Dica de Filme

A Bruxa
2016
Direção: Robert Eggers


Filmes de terror há muito não assustam. Da mesma forma que os melhores exemplares do gênero recentemente resvalaram mais para o drama do que para o terror propriamente dito (caso dos ótimos "O Sexto Sentido" e "Os Outros", ambos com histórias estupendas, mas, não necessariamente assustadoras). "A Bruxa", apesar de ter uma narrativa inferior a estes, está bem acima da média do que é vendido por aí para amedrontar a platéia.

Seu grande trunfo deve-se ao fato de que ele não se presta a sustos fáceis. Não há portas rangendo, nem repentinos sons estranhos para fazer o espectador pular da cadeira. O horror é mais intenso, climático, interno, numa construção que vai crescendo ao longo do tempo. Chega ao ponto de se sentir medo de um simples e, aparentemente, inofensivo coelho. Esse horror brotando das entranhas realmente causa calafrios.




Porém, a produção se preta também a ter uma boa história, repleta de significados. Quando uma família é expulsa de um vilarejo devido à intolerância religiosa, passam a viver numa cabana nos arredores de uma floresta, da forma mais rústica possível. Mas, mesmo tendo sofrido com o fundamentalismo de crenças, a família nutre uma religiosidade que beira a cegueira, onde a doutrinação dos velhos e absurdos dogmas é uma constante.

O núcleo dessa conservadora família é formado por William, que é o que impõe uma doutrinação religiosa a todos, e Katherine, sua esposa. Tudo vai bem até o desaparecimento do bebê deles, Sam. A culpada pela tragédia é Thomasin, a filha mais velha, que passa a ser hostilizada pela mãe. Acontecimentos estranhos vão se sucedendo até que se descubra o que acontece por trás da floresta que eles habitam.




A gama de possibilidades num enredo, à primeira vista, simples, é tanta que, além do fundamentalismo religioso, que oprime, ainda temos uma contundente representação do feminismo na tela. Thomasin, por ser única e exclusivamente mulher, passa a ser o centro das atenções dos terríveis acontecimentos que abalam sua família, e ela, defendendo-se como pode, chega ao ponto de desafiar o próprio pai.

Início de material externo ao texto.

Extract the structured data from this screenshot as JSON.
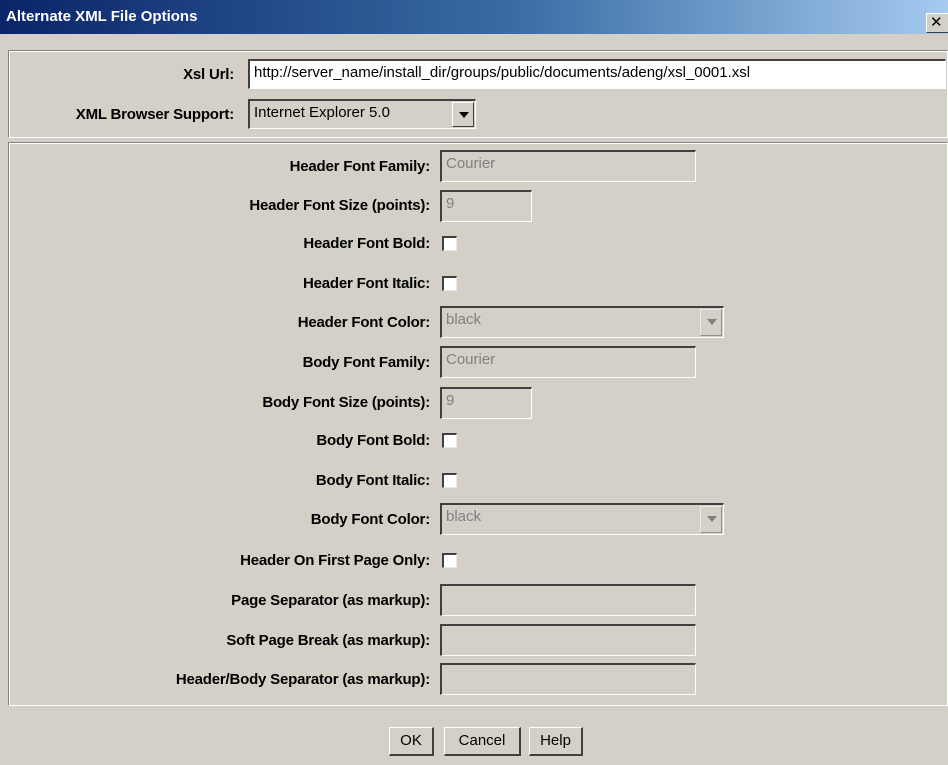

Sim, não se enganem, estamos diante de uma drama familiar tenso, e muito hostil. E, é, entrelaçado a essa proposta, que o terror acontece, quase sempre forte, e raramente gratuito. Talvez, o principal problema do filme, porém, seja sua curta duração. Claro, não sentimos muita falta de nada, a bem da verdade, só que se a história tivesse sido só um pouco mais desenvolvida, por mais alguns minutos, ficaria ainda mais poderosa. Um pouco mais de "corpo" na narração teria sido muito bem-vindo.




Em termos de elenco, não temos do que reclamar. Todos os atores, dos mais jovens aos mais velhos, brilham em seus personagens, com destaque para Anya Taylor Joy e Harvey Scrimshaw, que interpretam os irmãos Thomasin e Caleb com a competência de gente grande. E, claro, a parte técnica, mesmo com baixo orçamento, é muito bem construída, desde as belas locações, até os recursos de sonoplastia, que dão uma autêntica tensão nas cenas mais carregadas.

Apesar de ter perdido a chance de ter sido só um tanto mais ousado na completude de suas propostas, o filme "A Bruxa" cumpre o que promete, e entrega um drama competente, que, nos momentos certos, assusta e aflige o espectador. Dadas as produções do gênero que, em geral, oferecem sustos tolos e apenas muito sangue, podemos dizer que "A Bruxa" é, sim, um destaque no meio dessa seara pouco criativa. Nada tão extraordinário quanto o hype que se gerou em torno dele, mas, ainda assim, uma ótima experiência cinematográfica.